3C-FP

Clinical data
- Other names: 4-(3-Fluoropropoxy)-3,5-dimethoxyamphetamine; 3,5-Dimethoxy-4-(3-fluoropropoxy)amphetamine; α-Methylfluoroproscaline; 3C-Fluoroproscaline
- Routes of administration: Oral
- Drug class: Serotonin receptor modulator; Serotonin 5-HT_{2A} receptor agonist; Serotonergic psychedelic; Hallucinogen
- ATC code: None;

Pharmacokinetic data
- Duration of action: ~8 hours

Identifiers
- IUPAC name 1-[4-(3-fluoropropoxy)-3,5-dimethoxyphenyl]propan-2-amine;
- PubChem CID: 81113412;
- ChemSpider: 36606283;

Chemical and physical data
- Formula: C_{14}H_{22}FNO_{3}
- Molar mass: 271.332 g·mol^{−1}
- 3D model (JSmol): Interactive image;
- SMILES CC(CC1=CC(=C(C(=C1)OC)OCCCF)OC)N;
- InChI InChI=1S/C14H22FNO3/c1-10(16)7-11-8-12(17-2)14(13(9-11)18-3)19-6-4-5-15/h8-10H,4-7,16H2,1-3H3; Key:AKWFBZJFCPKTRW-UHFFFAOYSA-N;

= 3C-FP =

3C-FP, also known as 4-(3-fluoropropoxy)-3,5-dimethoxyamphetamine or as α-methylfluoroproscaline (3C-fluoroproscaline), is a psychedelic drug of the phenethylamine, amphetamine, and 3C families related to TMA (3,4,5-TMA). It is the amphetamine (α-methyl) derivative of fluoroproscaline (FP).

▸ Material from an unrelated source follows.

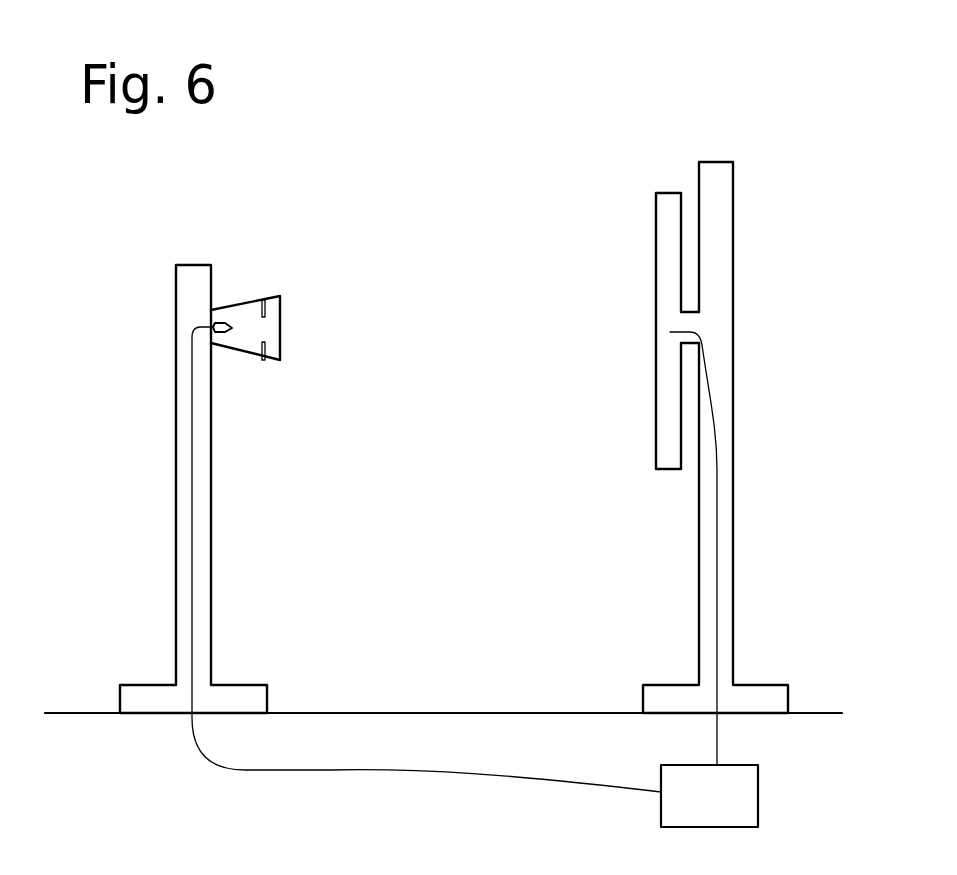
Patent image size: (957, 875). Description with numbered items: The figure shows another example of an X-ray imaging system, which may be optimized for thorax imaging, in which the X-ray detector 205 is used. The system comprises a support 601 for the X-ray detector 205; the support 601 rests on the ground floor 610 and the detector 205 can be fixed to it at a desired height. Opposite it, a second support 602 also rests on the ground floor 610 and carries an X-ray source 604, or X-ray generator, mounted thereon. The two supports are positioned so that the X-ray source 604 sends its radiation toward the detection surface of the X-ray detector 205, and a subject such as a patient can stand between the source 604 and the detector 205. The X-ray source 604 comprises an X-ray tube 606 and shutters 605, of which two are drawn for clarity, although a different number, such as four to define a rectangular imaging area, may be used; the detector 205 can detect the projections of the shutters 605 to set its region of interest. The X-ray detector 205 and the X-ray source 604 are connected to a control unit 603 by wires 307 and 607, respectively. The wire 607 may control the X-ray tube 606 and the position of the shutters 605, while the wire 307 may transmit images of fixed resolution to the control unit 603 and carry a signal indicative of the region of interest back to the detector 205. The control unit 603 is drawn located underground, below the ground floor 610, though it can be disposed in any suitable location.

According to Daniel Trachsel, 3C-FP's dose is 25 mg or more orally and its duration is approximately 8 hours. The specific effects of 3C-FP were not described.

The receptor interactions of 3C-FP have been studied. It shows affinity for the serotonin 5-HT_{2A} and 5-HT_{2C} receptors (K_{i} = 2,600–4,581 nM and 4,400 nM) and is a potent partial agonist of the serotonin 5-HT_{2A} receptor (EC_{50} = 57 nM; E_{max} = 62%) but not of the serotonin 5-HT_{2B} receptor (EC_{50} = >10,000 nM).

The chemical synthesis of 3C-FP has been described.

3C-FP was first described in the scientific literature by Trachsel in 2002. Subsequently, its pharmacology as well as its properties in humans were reported by Trachsel and colleagues in 2012, 2013, and 2021.